Monuments to Kiev's founders burn as anti-government protesters clash with riot police in Kiev's Independence Square, the epicenter of the country's current unrest,  Kiev, Ukraine, Tuesday, Feb. 18, 2014. Thousands of police armed with stun grenades and water cannons attacked the large opposition camp in Ukraine's capital on Tuesday that has been the center of nearly three months of anti-government protests after at least nine people were killed in street clashes. (AP Photo/Efrem Lukatsky)
Monuments to Kiev's founders burn as anti-government protesters clash with riot police in Kiev's Independence Square, the epicenter of the country's current unrest, Kiev, Ukraine, Tuesday, Feb. 18, 2014. Thousands of police armed with stun grenades and water cannons attacked the large opposition camp in Ukraine's capital on Tuesday that has been the center of nearly three months of anti-government protests after at least nine people were killed in street clashes. (AP Photo/Efrem Lukatsky)

KIEV, Ukraine (AP) — Thousands of police are doing battle with some 20,000 anti-government protesters in the capital of Ukraine, as more than three months of protests reach a crisis point.

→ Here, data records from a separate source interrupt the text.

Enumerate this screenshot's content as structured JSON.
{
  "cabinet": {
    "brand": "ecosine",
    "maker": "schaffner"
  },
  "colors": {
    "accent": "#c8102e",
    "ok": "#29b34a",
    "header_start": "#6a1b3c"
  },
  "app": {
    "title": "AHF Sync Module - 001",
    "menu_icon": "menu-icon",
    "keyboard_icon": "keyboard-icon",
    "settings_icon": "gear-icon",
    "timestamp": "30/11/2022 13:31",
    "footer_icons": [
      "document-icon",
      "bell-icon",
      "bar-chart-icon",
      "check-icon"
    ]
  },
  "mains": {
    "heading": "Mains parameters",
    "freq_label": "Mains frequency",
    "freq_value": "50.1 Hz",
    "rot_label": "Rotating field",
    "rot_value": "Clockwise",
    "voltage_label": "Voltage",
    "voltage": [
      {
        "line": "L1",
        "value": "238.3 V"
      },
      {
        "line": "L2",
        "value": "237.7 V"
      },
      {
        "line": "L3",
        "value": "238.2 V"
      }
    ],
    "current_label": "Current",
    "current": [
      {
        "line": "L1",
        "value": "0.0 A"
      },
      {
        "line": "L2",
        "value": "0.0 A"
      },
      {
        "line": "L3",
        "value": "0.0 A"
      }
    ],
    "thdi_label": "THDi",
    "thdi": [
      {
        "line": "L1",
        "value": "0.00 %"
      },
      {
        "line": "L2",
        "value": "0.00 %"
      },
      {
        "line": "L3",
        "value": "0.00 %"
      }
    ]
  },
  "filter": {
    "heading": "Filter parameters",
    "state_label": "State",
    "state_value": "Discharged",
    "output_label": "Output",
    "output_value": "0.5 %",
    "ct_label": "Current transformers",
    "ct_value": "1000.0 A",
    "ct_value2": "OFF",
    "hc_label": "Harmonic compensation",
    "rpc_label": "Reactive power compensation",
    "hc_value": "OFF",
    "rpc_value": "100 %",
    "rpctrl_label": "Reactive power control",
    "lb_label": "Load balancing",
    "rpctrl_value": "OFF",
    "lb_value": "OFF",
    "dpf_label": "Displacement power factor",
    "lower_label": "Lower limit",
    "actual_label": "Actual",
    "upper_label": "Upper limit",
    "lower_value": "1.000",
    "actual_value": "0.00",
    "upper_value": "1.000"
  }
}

Police, armed with stun grenades and water cannons, attacked a large opposition camp in Kiev, dismantling some of the barricades on the perimeter of the camp and setting many of the protest tents on fire.

But the demonstrators fought back, armed with rocks, bats and firebombs and singing the country’s national anthem.

Opposition leader Vitali Klitschko is urging the protesters to defend the camp. As fires burned around him, he told the crowd, “We will not go anywhere from here.”

Earlier today, at least nine people were killed in street clashes. Protesters attacked police lines and set fires outside parliament, accusing the government of ignoring their demands once again.

As darkness fell, police vowed to bring order to the streets. They shut down subway stations in the capital.

The protests began in late November after President Viktor Yanukovych (yah-noo-KOH’-vich) froze ties with the European Union, in exchange for a $15 billion bailout from Russia. Moscow later suspended the payments.